2. NSWClassifier

2.1. Importing Packages

from mlots.models import NSWClassifier
from sklearn.model_selection import GridSearchCV
from scipy.io import arff
import matplotlib.pyplot as plt
import pandas as pd
import numpy as np
import warnings
from sklearn.metrics import accuracy_score
warnings.filterwarnings("ignore")
import matplotlib
%matplotlib inline
font = {'size'   : 22}

matplotlib.rc('font', **font)

2.2. Loading Data

Here we are loading the SyntheticControl dataset.
The datasets are in two .arff files with pre-defined train and test splits.
The following code reads the two files stores the X (time-series data) and y (labels), into their specific train and test sets. ***
name = "SyntheticControl"

dataset = arff.loadarff(f'../input/{name}/{name}_TRAIN.arff'.format(name=name))[0]
X_train = np.array(dataset.tolist(), dtype=np.float32)
y_train = X_train[: , -1]
X_train = X_train[:, :-1]

dataset = arff.loadarff(f'../input/{name}/{name}_TEST.arff'.format(name=name))[0]
X_test = np.array(dataset.tolist(), dtype=np.float32)
y_test = X_test[: , -1]
X_test = X_test[:, :-1]

#Converting target from bytes to integer
y_train = [int.from_bytes(el, "little") for el in y_train]
y_test = [int.from_bytes(el, "little") for el in y_test]
X_train.shape, X_test.shape
((300, 60), (300, 60))

Set

Sample size

TS length

Train

300

60

Test

300

60

2.3. Evaluating NSW

2.3.1. Default parameters

We would employ NSWClassifier model from the mlots python package.
First, the model is evaluated with default parameters over the SyntheticControl dataset. ***
model_default = NSWClassifier(random_seed=42).fit(X_train,y_train)
100%|██████████| 300/300 [00:00<00:00, 3787.59it/s]
Model is fitted with the provided data.
y_hat_default = model_default.predict(X_test)
acc_default = accuracy_score(y_test, y_hat_default)
print("Model accuracy with default parameters: ", round(acc_default, 2))
100%|██████████| 300/300 [00:00<00:00, 4116.06it/s]
Model accuracy with default parameters:  0.18

The accuracy of the model is 48%, which is poorer than random guessing.

2.3.2. Model tuning

NSWClassifier model allows us to work with a more complex distance measure like DTW.
Here, we would use GridSearchCV algorithm from the sklearn package to find the best set of parameters of the model over the dataset.
The model tuning would be done only over the train set of the dataset. ***
#Setting up the warping window grid of the DTW measure

dtw_params = []
for w_win in range(11,15,2):
    dtw_params.append(
    {
        "global_constraint": "sakoe_chiba",
        "sakoe_chiba_radius": w_win
    }
    )
dtw_params
[{'global_constraint': 'sakoe_chiba', 'sakoe_chiba_radius': 11},
 {'global_constraint': 'sakoe_chiba', 'sakoe_chiba_radius': 13}]
#Setting up the param grid for the NSWClassifier model with the DTW params

param_grid = {
    "f": [1, 5],
    "m": [17, 19],
    "k": [1, 3],
    "metric_params" : dtw_params
}
param_grid
{'f': [1, 5],
 'm': [17, 19],
 'k': [1, 3],
 'metric_params': [{'global_constraint': 'sakoe_chiba',
   'sakoe_chiba_radius': 11},
  {'global_constraint': 'sakoe_chiba', 'sakoe_chiba_radius': 13}]}
#Executing the GridSearchCV over the NSWClassifier model with the supplied param_grid.

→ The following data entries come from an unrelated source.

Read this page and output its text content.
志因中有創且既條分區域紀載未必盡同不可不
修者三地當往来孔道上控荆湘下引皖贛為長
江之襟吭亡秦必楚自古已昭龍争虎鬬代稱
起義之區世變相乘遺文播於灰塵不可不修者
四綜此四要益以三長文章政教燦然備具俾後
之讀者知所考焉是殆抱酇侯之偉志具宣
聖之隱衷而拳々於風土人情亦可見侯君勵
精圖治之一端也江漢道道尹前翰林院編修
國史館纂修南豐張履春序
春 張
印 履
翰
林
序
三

model = NSWClassifier(metric="dtw",random_seed=42)
gscv = GridSearchCV(model, param_grid=param_grid, cv=5,
                    scoring="accuracy", n_jobs=-1).fit(X_train,y_train)
100%|██████████| 300/300 [00:01<00:00, 156.36it/s]
Model is fitted with the provided data.
#Displaying the best parameters of NSWClassifier within the search grid.

best_param = gscv.best_params_
best_score = gscv.best_score_
print("Best Parameters: ", best_param)
print("Best Accuracy: ", best_score)
Best Parameters:  {'f': 1, 'k': 1, 'm': 19, 'metric_params': {'global_constraint': 'sakoe_chiba', 'sakoe_chiba_radius': 13}}
Best Accuracy:  0.9499999999999998

2.3.3. Evaluation of tuned model

The parameters displayed above are optimal set of parameters for the NSWClassifier model over SyntheticControl dataset.
Our next task is then to train the NSWClassifier model over the train set with the optimal set of parameters, and evaluate the model over the held-out test set. ***
model_tuned = NSWClassifier(**best_param,metric="dtw",random_seed=42).fit(X_train,y_train)
100%|██████████| 300/300 [00:01<00:00, 280.60it/s]
Model is fitted with the provided data.
y_hat_tuned = model_tuned.predict(X_test)
acc_tuned = accuracy_score(y_test, y_hat_tuned)
print("Model accuracy with tuned parameters: ", round(acc_tuned, 2))
100%|██████████| 300/300 [00:01<00:00, 259.52it/s]
Model accuracy with tuned parameters:  0.89

By tuning the NSWClassifier model we increased the accuracy from 18% to 89%.

2.4. Comparison

Here we do bar-plot that would illustrate the performance of the NSWClassifier model with default parameters against the model with the tuned parameters.
The matplotlib.pyplotis employed for this task. ***
acc =  [acc_default*100,acc_tuned*100]
rows = ["NSWClassifier-Default", "NSWClassifier-Tuned"]

df = pd.DataFrame({"models": rows, "Accuracy":acc})

fig = plt.figure()
ax = df['Accuracy'].plot(kind="bar", figsize=(12, 8), alpha=0.7,
                 color=[
                     'skyblue'
                 ], label = "Accuracy")

ax.set_xticklabels(df['models'])
ax.set_ylabel("Accuracy (%)")

ax.set_ylim(0,100)

plt.setp(ax.xaxis.get_majorticklabels(), rotation=0)
for i,a in enumerate(acc):
    ax.text(i,a,str(round(a,3))+"%")
plt.text
plt.title("Model Performance")
plt.show()
../../_images/output_27_0.png